Seethaler's approach made me think of time-lapse photography: the years flash by with Andreas the calm centre as the gleaming modern world springs up around him. I found it an ideal companion read to Stone in a Landslide, Maria Barbal's classic Catalan novella, translated a few years ago by Laura McGloughlin and Paul Mitchell for Peirene Press.
A Manual for Cleaning Women by Lucia Berlin (Picador)
As a long-time short story agnostic, this first ever UK publication of perhaps America's most undeservedly obscure writer was what finally convinced me of their importance to the literary canon. These brief, bittersweet sketches build a world and breathe life into her characters in a sentence or two. Informed by her own nomadic childhood, the menial jobs she passed through, her own heartaches and health problems, she highlights the exoticism of ordinary lives.
There are no suggestive washes of pigment here. Her writing is vibrant, earthy and candid. Pedestrian details banish the artifice of storytelling: every person, every place, every thing is a real as a memory. I've actually still got a handful of the 43 stories here to go, as they're too precious to gorge on, and I really don't want this experience to end.
The Age of Reinvention by Karine Tuil, translated from French by Sam Taylor (Scribner)
I suspect all novels explore the theme of identity, to a greater or lesser extent, but it's the heart and soul of this Prix Goncourt-shortlisted novel that addresses Western multiculturalism in a way very little British fiction set in the present day seems to manage.
Students together in Paris, Samir and Samuel's friendship founders when neither can resist the charms of Nina. Samir flees to America and, driven by a need to assimilate in order to prosper professionally, assumes Samuel's backstory. The void left by Nina's decision to stay with Samuel proves to be his tragic flaw and, drawn back to Paris, his confabulation unravels in an accelerated fall from grace only magnified by the heights to which he had risen.

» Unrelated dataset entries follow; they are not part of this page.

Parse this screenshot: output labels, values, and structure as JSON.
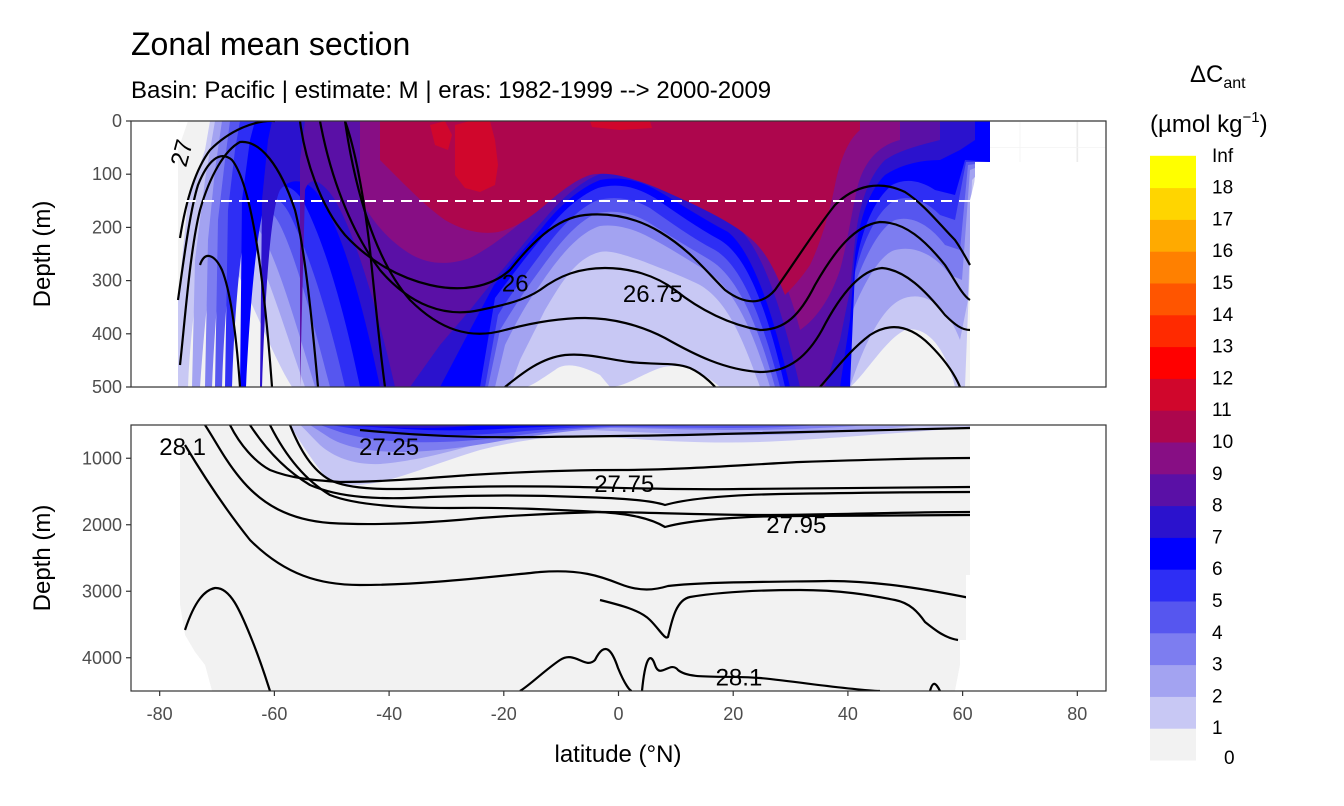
{
  "title": "Zonal mean section",
  "subtitle": "Basin: Pacific | estimate: M  | eras: 1982-1999 --> 2000-2009",
  "legend": {
    "title_main": "ΔC",
    "title_sub": "ant",
    "unit_pre": "(µmol kg",
    "unit_sup": "−1",
    "unit_post": ")",
    "breaks": [
      "0",
      "1",
      "2",
      "3",
      "4",
      "5",
      "6",
      "7",
      "8",
      "9",
      "10",
      "11",
      "12",
      "13",
      "14",
      "15",
      "16",
      "17",
      "18",
      "Inf"
    ],
    "colors": [
      "#f2f2f2",
      "#c8c8f4",
      "#a3a3f1",
      "#7d7df0",
      "#5656ef",
      "#2e2ef4",
      "#0000ff",
      "#2b12cd",
      "#5a10a6",
      "#870e84",
      "#ad064d",
      "#d0062c",
      "#ff0000",
      "#ff2a00",
      "#ff5500",
      "#ff8000",
      "#ffaa00",
      "#ffd500",
      "#ffff00"
    ]
  },
  "x_axis": {
    "label": "latitude (°N)",
    "ticks": [
      "-80",
      "-60",
      "-40",
      "-20",
      "0",
      "20",
      "40",
      "60",
      "80"
    ]
  },
  "panels": [
    {
      "ylabel": "Depth (m)",
      "yticks": [
        "0",
        "100",
        "200",
        "300",
        "400",
        "500"
      ]
    },
    {
      "ylabel": "Depth (m)",
      "yticks": [
        "1000",
        "2000",
        "3000",
        "4000"
      ]
    }
  ],
  "chart_data": {
    "type": "heatmap",
    "title": "Zonal mean section",
    "subtitle": "Basin: Pacific | estimate: M  | eras: 1982-1999 --> 2000-2009",
    "xlabel": "latitude (°N)",
    "ylabel": "Depth (m)",
    "xlim": [
      -85,
      85
    ],
    "ylim_upper_panel": [
      500,
      0
    ],
    "ylim_lower_panel": [
      4500,
      500
    ],
    "data_lat_range": [
      -77,
      65
    ],
    "reference_line_depth": 150,
    "variable": "ΔCant (µmol kg−1)",
    "contour_labels": [
      {
        "text": "26",
        "lat": -18,
        "depth": 305
      },
      {
        "text": "26.75",
        "lat": 6,
        "depth": 325
      },
      {
        "text": "28.1",
        "lat": -76,
        "depth": 830
      },
      {
        "text": "27.25",
        "lat": -40,
        "depth": 830
      },
      {
        "text": "27.75",
        "lat": 1,
        "depth": 1390
      },
      {
        "text": "27.95",
        "lat": 31,
        "depth": 2000
      },
      {
        "text": "28.1",
        "lat": 21,
        "depth": 4300
      }
    ],
    "surface_field": [
      {
        "lat": -76,
        "value": 3
      },
      {
        "lat": -70,
        "value": 4
      },
      {
        "lat": -60,
        "value": 6
      },
      {
        "lat": -50,
        "value": 7
      },
      {
        "lat": -40,
        "value": 9
      },
      {
        "lat": -30,
        "value": 10
      },
      {
        "lat": -20,
        "value": 11
      },
      {
        "lat": -10,
        "value": 10
      },
      {
        "lat": 0,
        "value": 9
      },
      {
        "lat": 10,
        "value": 9
      },
      {
        "lat": 20,
        "value": 10
      },
      {
        "lat": 30,
        "value": 11
      },
      {
        "lat": 40,
        "value": 10
      },
      {
        "lat": 50,
        "value": 7
      },
      {
        "lat": 60,
        "value": 6
      }
    ]
  }
}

Tuil's stylistic tricks, such as thumbnail sketches of incidental characters in footnotes and her use of the solidus to link concatenated adjectives, are initially distracting, but I certainly came to view them as legitimate. I also can't agree with critics who dismiss her trio of main characters as glibly portrayed; their identities come from how others perceive them and their fates are determined by these impressions.